L’ENVIE DE DANSER, LE BESOIN DE PROLONGER LE REVE 

L’envie renouvelée de liberté, de danser et de sentir les vibrations de son corps en mouvement, de retrouver un instant de paix, faisant abstraction des convulsions criminelles qui secouent la société et des désastres écologiques que le pouvoir financier inflige au reste du monde, sont des désirs que personne ne devrait se voir reprocher. Partager ces souhaits avec les autres, ceux qui subissent consciemment (ou pas) ces agissements d’une poignée de nantis, est une belle façon d’apaiser les douleurs de l’âme.

Rêver d’un monde aimable pour nos enfants et nous-mêmes, n’a rien de banal. Reste que ces songes éveillés méritent un prolongement dans les gestes vitaux et quotidiens pour (tenter) de les traduire dans la réalité factuelle. Toujours brève dans ses confessions, Norah estime que ces chansons sont le fruit d’inspirations nocturnes, des mélodies surgies entre deux rêves, que celle de « Running » l’a réveillée en sursaut… L’expression grave de son regard photographié ou le rictus de ses lèvres sur les vidéos parlent pourtant de jours douloureux. Et l’on croit comprendre mieux le besoin d’allégresse et de joie partagés.

Vingt ans après son apparition resplendissante dans le monde du jazz, avec ce neuvième album studio – réalisé en collaboration avec le saxophoniste et producteur Leon Michels, un transfuge des Dap-Kings de Sharon Jones -, la fille de Ravi Shankar et soeur d’Anushka Shankar, la chanteuse du label historique de jazz qui a vendu le plus d’album, Norah Jones (au piano, à la guitare et la basse) affirme sa volonté de préserver sa liberté de choix musicaux et sa non appartenance à une catégorie du marché musical.

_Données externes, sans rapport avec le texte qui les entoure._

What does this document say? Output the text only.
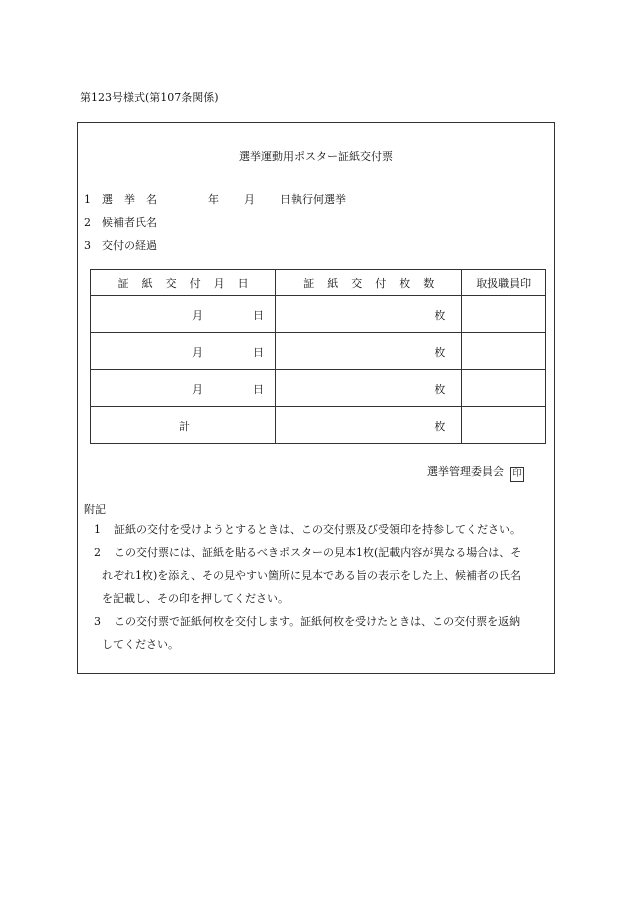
第123号様式(第107条関係)
選挙運動用ポスター証紙交付票
1 選　挙　名	年 月 日執行何選挙
2 候補者氏名
3 交付の経過
証紙交付月日	証紙交付枚数	取扱職員印

月 日	枚	

月 日	枚	

月 日	枚	

計	枚	

選挙管理委員会 印
附記
1 証紙の交付を受けようとするときは、この交付票及び受領印を持参してください。
2 この交付票には、証紙を貼るべきポスターの見本1枚(記載内容が異なる場合は、そ
れぞれ1枚)を添え、その見やすい箇所に見本である旨の表示をした上、候補者の氏名
を記載し、その印を押してください。
3 この交付票で証紙何枚を交付します。証紙何枚を受けたときは、この交付票を返納
してください。
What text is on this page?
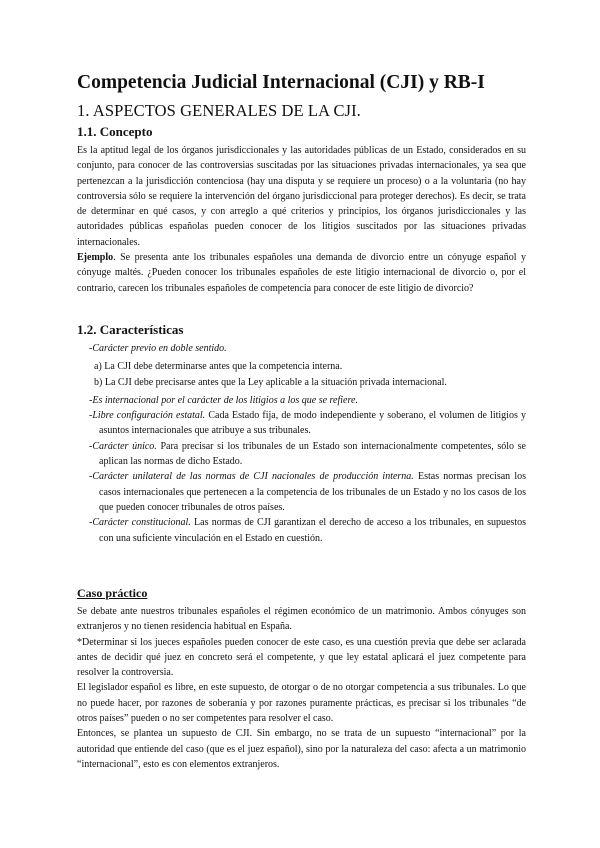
Competencia Judicial Internacional (CJI) y RB-I
1. ASPECTOS GENERALES DE LA CJI.
1.1. Concepto

Es la aptitud legal de los órganos jurisdiccionales y las autoridades públicas de un Estado, considerados en su conjunto, para conocer de las controversias suscitadas por las situaciones privadas internacionales, ya sea que pertenezcan a la jurisdicción contenciosa (hay una disputa y se requiere un proceso) o a la voluntaria (no hay controversia sólo se requiere la intervención del órgano jurisdiccional para proteger derechos). Es decir, se trata de determinar en qué casos, y con arreglo a qué criterios y principios, los órganos jurisdiccionales y las autoridades públicas españolas pueden conocer de los litigios suscitados por las situaciones privadas internacionales.

Ejemplo. Se presenta ante los tribunales españoles una demanda de divorcio entre un cónyuge español y cónyuge maltés. ¿Pueden conocer los tribunales españoles de este litigio internacional de divorcio o, por el contrario, carecen los tribunales españoles de competencia para conocer de este litigio de divorcio?

1.2. Características

-Carácter previo en doble sentido.

a) La CJI debe determinarse antes que la competencia interna.

b) La CJI debe precisarse antes que la Ley aplicable a la situación privada internacional.

-Es internacional por el carácter de los litigios a los que se refiere.

-Libre configuración estatal. Cada Estado fija, de modo independiente y soberano, el volumen de litigios y asuntos internacionales que atribuye a sus tribunales.

-Carácter único. Para precisar si los tribunales de un Estado son internacionalmente competentes, sólo se aplican las normas de dicho Estado.

-Carácter unilateral de las normas de CJI nacionales de producción interna. Estas normas precisan los casos internacionales que pertenecen a la competencia de los tribunales de un Estado y no los casos de los que pueden conocer tribunales de otros países.

-Carácter constitucional. Las normas de CJI garantizan el derecho de acceso a los tribunales, en supuestos con una suficiente vinculación en el Estado en cuestión.

Caso práctico

Se debate ante nuestros tribunales españoles el régimen económico de un matrimonio. Ambos cónyuges son extranjeros y no tienen residencia habitual en España.

*Determinar si los jueces españoles pueden conocer de este caso, es una cuestión previa que debe ser aclarada antes de decidir qué juez en concreto será el competente, y que ley estatal aplicará el juez competente para resolver la controversia.

El legislador español es libre, en este supuesto, de otorgar o de no otorgar competencia a sus tribunales. Lo que no puede hacer, por razones de soberanía y por razones puramente prácticas, es precisar si los tribunales “de otros países” pueden o no ser competentes para resolver el caso.

Entonces, se plantea un supuesto de CJI. Sin embargo, no se trata de un supuesto “internacional” por la autoridad que entiende del caso (que es el juez español), sino por la naturaleza del caso: afecta a un matrimonio “internacional”, esto es con elementos extranjeros.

Facteur essentiel de cette liberté sans préjugés : son association avec des musiciens de haut niveau capables de jouer de façon créative les harmonies les plus sophistiquées comme les motifs les plus simples d’une chanson. C’est la cas, notamment, du batteur Brian Blade qui, après la fin du quartette du regretté Wayne Shorter, donne le meilleur de son inspiration rythmique dans un album aux espaces plutôt étroits laissés à l’improvisation.

L’écoute de ces 12 chansons originales nous laissent croire que la magie de la musique peut (encore) faire naître l’illusion de la beauté liée à la bonté. La naïveté comme antidote au cynisme de la real politik ? Pas forcément.